What are the other libraries and tools that complement Pandas library?
Pandas not only works as a central library for creating data frames, but it also works with other libraries and tools of Python to be more efficient. Pandas is built on the NumPy Python package which indicates that most of Pandas library structure is replicated from the NumPy package. Statistical analysis on the data in Pandas library is operated by SciPy, plotting functions on Matplotlib, and machine learning algorithms in Scikit-learn. Jupyter Notebook is a web-based interactive environment that works as an IDE and offers a good environment for Pandas.

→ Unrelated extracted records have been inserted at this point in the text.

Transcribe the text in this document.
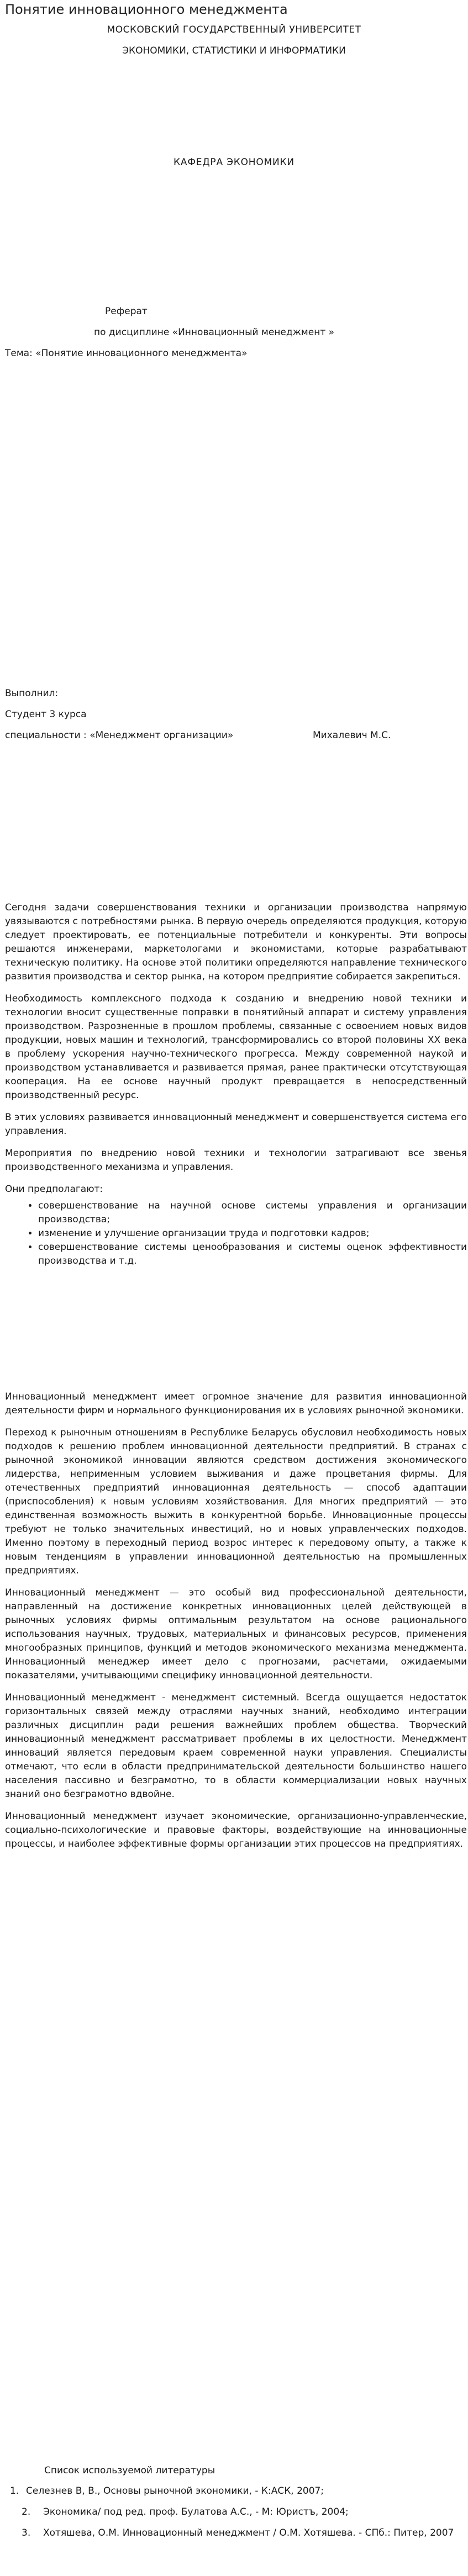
Понятие инновационного менеджмента
МОСКОВСКИЙ ГОСУДАРСТВЕННЫЙ УНИВЕРСИТЕТ
ЭКОНОМИКИ, СТАТИСТИКИ И ИНФОРМАТИКИ
КАФЕДРА ЭКОНОМИКИ
Реферат
по дисциплине «Инновационный менеджмент »
Тема: «Понятие инновационного менеджмента»
Выполнил:
Студент 3 курса
специальности : «Менеджмент организации»	Михалевич М.С.

Сегодня задачи совершенствования техники и организации производства напрямую увязываются с потребностями рынка. В первую очередь определяются продукция, которую следует проектировать, ее потенциальные потребители и конкуренты. Эти вопросы решаются инженерами, маркетологами и экономистами, которые разрабатывают техническую политику. На основе этой политики определяются направление технического развития производства и сектор рынка, на котором предприятие собирается закрепиться.

Необходимость комплексного подхода к созданию и внедрению новой техники и технологии вносит существенные поправки в понятийный аппарат и систему управления производством. Разрозненные в прошлом проблемы, связанные с освоением новых видов продукции, новых машин и технологий, трансформировались со второй половины XX века в проблему ускорения научно-технического прогресса. Между современной наукой и производством устанавливается и развивается прямая, ранее практически отсутствующая кооперация. На ее основе научный продукт превращается в непосредственный производственный ресурс.

В этих условиях развивается инновационный менеджмент и совершенствуется система его управления.

Мероприятия по внедрению новой техники и технологии затрагивают все звенья производственного механизма и управления.

Они предполагают:

• совершенствование на научной основе системы управления и организации производства;
• изменение и улучшение организации труда и подготовки кадров;
• совершенствование системы ценообразования и системы оценок эффективности производства и т.д.

Инновационный менеджмент имеет огромное значение для развития инновационной деятельности фирм и нормального функционирования их в условиях рыночной экономики.

Переход к рыночным отношениям в Республике Беларусь обусловил необходимость новых подходов к решению проблем инновационной деятельности предприятий. В странах с рыночной экономикой инновации являются средством достижения экономического лидерства, неприменным условием выживания и даже процветания фирмы. Для отечественных предприятий инновационная деятельность — способ адаптации (приспособления) к новым условиям хозяйствования. Для многих предприятий — это единственная возможность выжить в конкурентной борьбе. Инновационные процессы требуют не только значительных инвестиций, но и новых управленческих подходов. Именно поэтому в переходный период возрос интерес к передовому опыту, а также к новым тенденциям в управлении инновационной деятельностью на промышленных предприятиях.

Инновационный менеджмент — это особый вид профессиональной деятельности, направленный на достижение конкретных инновационных целей действующей в рыночных условиях фирмы оптимальным результатом на основе рационального использования научных, трудовых, материальных и финансовых ресурсов, применения многообразных принципов, функций и методов экономического механизма менеджмента. Инновационный менеджер имеет дело с прогнозами, расчетами, ожидаемыми показателями, учитывающими специфику инновационной деятельности.

Инновационный менеджмент - менеджмент системный. Всегда ощущается недостаток горизонтальных связей между отраслями научных знаний, необходимо интеграции различных дисциплин ради решения важнейших проблем общества. Творческий инновационный менеджмент рассматривает проблемы в их целостности. Менеджмент инноваций является передовым краем современной науки управления. Специалисты отмечают, что если в области предпринимательской деятельности большинство нашего населения пассивно и безграмотно, то в области коммерциализации новых научных знаний оно безграмотно вдвойне.

Инновационный менеджмент изучает экономические, организационно-управленческие, социально-психологические и правовые факторы, воздействующие на инновационные процессы, и наиболее эффективные формы организации этих процессов на предприятиях.

Список используемой литературы
1. Селезнев В, В., Основы рыночной экономики, - К:АСК, 2007;
2. Экономика/ под ред. проф. Булатова А.С., - М: Юристъ, 2004;
3. Хотяшева, О.М. Инновационный менеджмент / О.М. Хотяшева. - СПб.: Питер, 2007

State the basic operations of the data frame
Selecting an index or a column before starting any operation like addition or deletion is important. Once you learn how to access values and select columns from a Data Frame, you can learn to add index, row, or column in a Pandas Dataframe. If the index in the data frame does not come out to be as you desired, you can reset it. For resetting the index, you can use the “reset_index()” function.